We mourn your passing but know that God in Heaven knows best and will welcome you into his bosom.
Oluchi Uduku
(For the Uduku family)
United Kingdom
Aunty Bridget (The Love of Nwanne)
Aunty Bridget and our mother (Onuma Ezera) called each other nwanne (sister). I am not sure I can remember a time when I did not know of Aunty Bridget. If I were to set out to describe her, the words equanimity, composed, reassuring, strength, and an overarching sense of love come to mind.
When you saw the two of them together you were gifted with the true face of love. Not the fleeting and insubstantial face depicted in so many films, novels, and relationships, but the love of nwanne - unquestioning, unwavering, encouraging and supportive, reveling in her nwanne’s moments of joy and a rock in her (altogether too many) moments of despair. Aunty Bridget was a veritable human anchor as her nwanne rode the waves of troubled seas. She seemed to always bear a calm, reassuring manner, while providing her nwanne with the necessary strength to survive the losses of her husband, mother, brothers, sisters and her first son. It is the recognition of this constancy that led much of our village of Asaga, Ohafia to acknowledge her as one of their own. Aunty Bridget could easily drive into Asaga without preamble, and she would be recognized and honoured.

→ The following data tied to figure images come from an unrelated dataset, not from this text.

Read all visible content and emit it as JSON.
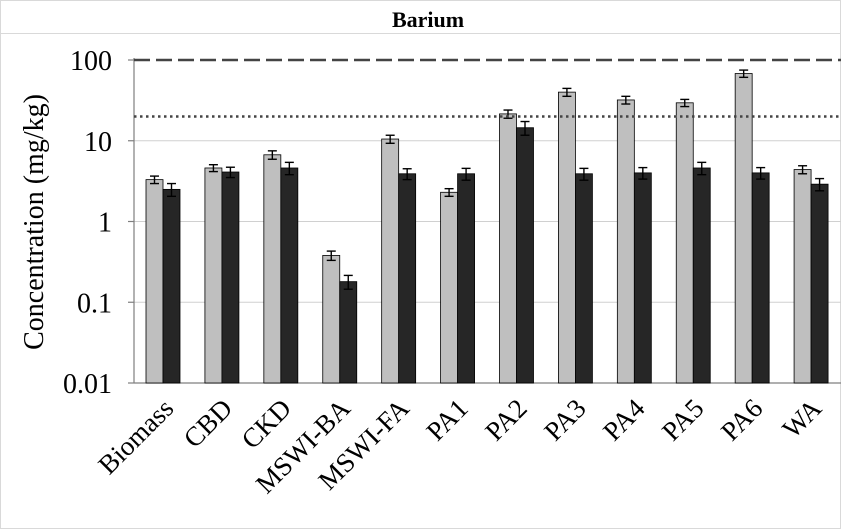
{
  "chart_data": {
    "type": "bar",
    "title": "Barium",
    "ylabel": "Concentration (mg/kg)",
    "xlabel": "",
    "yscale": "log",
    "ylim": [
      0.01,
      100
    ],
    "ytick_labels": [
      "100",
      "10",
      "1",
      "0.1",
      "0.01"
    ],
    "ytick_values": [
      100,
      10,
      1,
      0.1,
      0.01
    ],
    "grid": "horizontal",
    "categories": [
      "Biomass",
      "CBD",
      "CKD",
      "MSWI-BA",
      "MSWI-FA",
      "PA1",
      "PA2",
      "PA3",
      "PA4",
      "PA5",
      "PA6",
      "WA"
    ],
    "series": [
      {
        "color": "#bfbfbf",
        "values": [
          3.3,
          4.6,
          6.7,
          0.38,
          10.5,
          2.3,
          21.5,
          40,
          32,
          29.5,
          68,
          4.4
        ],
        "errors": [
          0.35,
          0.45,
          0.8,
          0.05,
          1.2,
          0.25,
          2.5,
          4.5,
          3.5,
          3.0,
          7.0,
          0.5
        ]
      },
      {
        "color": "#262626",
        "values": [
          2.5,
          4.1,
          4.6,
          0.18,
          3.9,
          3.9,
          14.5,
          3.9,
          4.0,
          4.6,
          4.0,
          2.9
        ],
        "errors": [
          0.45,
          0.6,
          0.8,
          0.035,
          0.6,
          0.65,
          2.8,
          0.65,
          0.65,
          0.8,
          0.65,
          0.5
        ]
      }
    ],
    "reference_lines": [
      {
        "value": 100,
        "style": "dashed",
        "color": "#444444"
      },
      {
        "value": 20,
        "style": "dotted",
        "color": "#444444"
      }
    ]
  }
}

My brothers and I, fresh from our experiences as refugees from the Biafran war and being raised in America, were slowly reintroduced to Nigeria over summer and Christmas breaks. Our visits invariably included Aba and the home of Dr. Ochia and Aunty Bridget Nwankwo, and their children Ihuoma, Emeka, and Mma. Whether we visited with or without my mother, Aunty Bridget’s house was our home in Aba. Often, when we were suffering from diarrhea or malaria, Dr. Nwankwo was the only one we would trust to help our bodies reacclimate to Nigeria.
When I first learned to drive a stick shift in Nigeria, during my NYSC year, without thinking I drove straight from Port Harcourt to Aba to show off my new abilities to Aunty Bridget, the woman I saw as my second mother. When we lost my brother tragically to an auto accident, my first instinct was to ask after my mother and then Aunty Bridget. I don’t know whether my mother would have survived the death of her first son without the comfort, support, and love of her nwanne.
A woman of unsurpassed faith, Aunty Bridget relied on that faith to stoically carry the pain of witnessing her nwanne succumb to the unforgiving progressive illness called
Alzheimer’s. When our mother passed, we took solace in the fact that we still had the love and support of Aunty Bridget, given to her nwanne and encompassing all of us.
As I process the news of Aunty Bridget’s passing, I cannot help but remember the inimitable relationship she had with her nwanne, I pray that they are reunited, and I hope that we can provide, to Ihuoma and Emeka, even a modicum of the love and support that she gave to us and her nwanne in our lives. Ihuoma and Emeka, biko unu kara obi.
Nnamdi Kalu Ezera on behalf of the Ezera family.